Los principales periódicos y agencias de prensa de Estados Unidos, han dedicado miles de palabras y páginas enteras, incluyendo reportajes especiales y análisis a cargo de especialistas, en torno al incidente creado por el arresto, en su casa, de un profesor universitario negro y la torpeza del presidente Obama al hacer un comentario público sobre el caso.
El revuelo es tal que solamente se puede concebir que los Republicanos estén utilizando hábilmente el incidente, para restar fuerza a la campaña ante el público que ha estado haciendo el presidente norteamericano, para ganarle respaldo popular a su propuesta de modernización del sistema de servicios de salud. De otra manera no se entiende que toda la opinión pública norteamericana (y de otros países) esté tan atenta de este incidente.
Quizás este asunto sea muy importante para una sociedad como la norteamericana, que considera que sigue teniendo sus materias pendientes en el tema de los afroamericanos, pero se entiende menos de parte de la prensa internacional. A menos que efectivamente las cosas no estén en el mundo tan mal como uno insiste en percibirlas. O, a menos que efectivamente, tal y como se desprende de la reacción del presidente Obama, su elección no ha sido suficiente para vencer viejos prejuicios como aquella de que si un blanco intenta abrir una puerta con un martillo es porque se le quedó la llave adentro, y si es un negro, porque es un asaltante.
Otro caso ocurrido esta semana en Estados Unidos es sin embargo mucho más importante, pero sin duda menos atractivo desde el punto de vista mediático: el arresto de más de 40 personas (rabinos, alcaldes, empresarios), acusados entre otras cosas de pertenecer a una red de sobornos, lavado de dinero y tráfico de órganos humanos. Es mucho más importante porque involucra a varias de las comunidades que constituyen el nervio de la sociedad norteamericana, a saber, blancos, judíos y no judíos, afroamericanos e hispanos.
Quizás porque la misma afecta a tantos segmentos de la sociedad, la mayoría de la prensa norteamericana le dedica más espacio al incidente con el profesor negro, que desde cualquier ángulo que se mire, es esencialmente un tema de debate y disquisiciones, sin más. En cambio, el golpe dado por el FBI en Nueva Jersey ya hasta le puso final a las carreras de varios políticos jóvenes y prometedores. Sin dejar de mencionar que hasta se produjo el aparente suicidio de uno de los inculpados.
El caso pone de relieve lo que deviene en una norma, no solo en un estado, como se ha pretendido alegar, cuando se menciona a la tradición de corrupción en los estamentos del poder en Nueva Jersey, sino que ha contaminado a toda la nación. En el mismo Connecticut, hasta el gobernador fue a parar con sus huesos en la cárcel, como ha sido el caso de varios alcaldes, acusados de los más variados delitos, porque hay de todo, «como en la viña del Señor».

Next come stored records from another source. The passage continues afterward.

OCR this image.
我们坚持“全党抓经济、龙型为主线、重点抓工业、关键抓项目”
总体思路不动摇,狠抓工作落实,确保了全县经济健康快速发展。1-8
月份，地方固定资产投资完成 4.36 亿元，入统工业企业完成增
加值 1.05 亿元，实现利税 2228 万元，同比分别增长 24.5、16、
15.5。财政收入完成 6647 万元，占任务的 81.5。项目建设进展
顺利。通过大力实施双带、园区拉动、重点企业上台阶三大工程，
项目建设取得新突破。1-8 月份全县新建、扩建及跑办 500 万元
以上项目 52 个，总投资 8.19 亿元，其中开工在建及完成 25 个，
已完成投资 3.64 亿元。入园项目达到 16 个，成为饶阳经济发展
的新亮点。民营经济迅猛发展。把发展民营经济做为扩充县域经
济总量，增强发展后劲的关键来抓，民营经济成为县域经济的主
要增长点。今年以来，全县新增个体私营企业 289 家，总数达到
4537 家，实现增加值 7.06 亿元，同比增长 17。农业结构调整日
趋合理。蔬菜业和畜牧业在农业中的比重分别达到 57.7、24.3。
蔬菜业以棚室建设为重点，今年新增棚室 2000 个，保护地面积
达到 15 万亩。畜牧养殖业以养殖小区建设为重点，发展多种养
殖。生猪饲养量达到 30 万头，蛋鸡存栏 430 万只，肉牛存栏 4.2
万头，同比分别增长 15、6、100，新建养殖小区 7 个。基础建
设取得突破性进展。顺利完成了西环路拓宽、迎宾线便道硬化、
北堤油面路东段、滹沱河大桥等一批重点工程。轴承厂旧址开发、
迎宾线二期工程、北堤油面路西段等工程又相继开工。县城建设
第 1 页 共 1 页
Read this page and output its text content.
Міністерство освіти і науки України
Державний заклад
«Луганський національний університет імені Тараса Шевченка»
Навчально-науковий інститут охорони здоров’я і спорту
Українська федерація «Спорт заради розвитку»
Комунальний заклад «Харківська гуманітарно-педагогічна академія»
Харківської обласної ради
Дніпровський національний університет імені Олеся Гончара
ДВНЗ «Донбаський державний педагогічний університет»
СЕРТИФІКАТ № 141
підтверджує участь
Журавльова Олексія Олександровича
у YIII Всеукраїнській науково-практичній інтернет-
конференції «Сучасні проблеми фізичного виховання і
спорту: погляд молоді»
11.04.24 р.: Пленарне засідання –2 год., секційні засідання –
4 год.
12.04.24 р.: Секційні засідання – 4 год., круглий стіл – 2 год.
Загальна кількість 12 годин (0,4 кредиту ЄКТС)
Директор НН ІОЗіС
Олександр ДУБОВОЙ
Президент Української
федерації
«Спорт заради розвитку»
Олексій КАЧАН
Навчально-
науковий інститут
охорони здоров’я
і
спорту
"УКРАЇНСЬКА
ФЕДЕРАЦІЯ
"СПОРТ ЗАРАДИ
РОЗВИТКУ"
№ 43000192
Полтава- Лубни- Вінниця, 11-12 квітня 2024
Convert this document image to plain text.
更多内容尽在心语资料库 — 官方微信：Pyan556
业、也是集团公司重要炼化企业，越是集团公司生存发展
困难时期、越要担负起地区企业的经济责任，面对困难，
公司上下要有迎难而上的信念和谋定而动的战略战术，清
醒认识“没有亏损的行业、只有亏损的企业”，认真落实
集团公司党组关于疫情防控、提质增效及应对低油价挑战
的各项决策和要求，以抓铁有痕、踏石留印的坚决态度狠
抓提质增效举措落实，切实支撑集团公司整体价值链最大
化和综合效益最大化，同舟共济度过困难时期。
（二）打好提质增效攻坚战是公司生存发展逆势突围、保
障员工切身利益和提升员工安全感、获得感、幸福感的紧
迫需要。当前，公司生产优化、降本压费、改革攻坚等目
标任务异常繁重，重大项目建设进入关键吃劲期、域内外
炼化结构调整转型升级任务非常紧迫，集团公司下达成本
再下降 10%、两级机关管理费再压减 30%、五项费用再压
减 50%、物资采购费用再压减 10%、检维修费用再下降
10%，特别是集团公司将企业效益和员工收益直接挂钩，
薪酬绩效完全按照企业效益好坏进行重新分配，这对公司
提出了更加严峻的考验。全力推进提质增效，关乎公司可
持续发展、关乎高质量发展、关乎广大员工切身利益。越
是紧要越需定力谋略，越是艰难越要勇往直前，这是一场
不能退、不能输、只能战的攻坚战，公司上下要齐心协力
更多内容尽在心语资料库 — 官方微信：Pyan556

Se recuerda que el pasado año explotó el famoso escándalo en torno al gobernador de Chicago y su intento de vender, al mejor postor, la curul senatorial que había ocupado el presidente Obama. Entonces se dijo que eso se correspondía con la historia de tradicional corrupción en ese estado. Pero en realidad, si uno se pone a observar, se da cuenta que donde quiera que se mueven intereses e influencias, detrás viene, rauda y veloz, la corrupción. Y lo penoso es que a veces ni siquiera envuelve grandes beneficios personales. En el caso de Nueva jersey, por ejemplo, hubo un alcalde que no tenía ni un mes en el cargo, que aceptó 10 mil dólares, como si eso fuera suficiente para poner en peligro, de muerte, una carrera recién comenzada.
Dinero hay en movimiento, y mucho, pero entre quienes promueven grandes proyectos inmobiliarios u otros, pero en definitiva lo que reparten son migajas y aparecen zoquetes que las aceptan y se desgracian. Es que se trata de un fenómeno de banalización de la corrupción. Llega alguien y comienza a repartir sobres; los presentes a meterse cada uno el que le toca en los bolsillos y «ni visto, ni conocido». A veces ni siquiera se pide, de una vez, nada a cambio; eso viene después, cuando ya quien cogió el sobre se siente comprometido a devolver favores.
Esa es una de las trampas del poder. Como ya lo dijera Lord Acton, «el poder tiende a corromper». No fue un invento suyo, es una simple y muy antigua constatación. En esta lamentable historia hay de todo, porque si bien Ali Babá fue el informante utilizado para demostrar el tipo de corrupción, también aparecieron 40 ó 44 dispuestos a dejarse tentar. Como en la fábula, sin terminar de manera tan trágica, porque solo van a la cárcel, quien mejor parado termina es el Ali Babá de esta historia, a quien seguramente algunas penas le perdonarán por ayudar al FBI.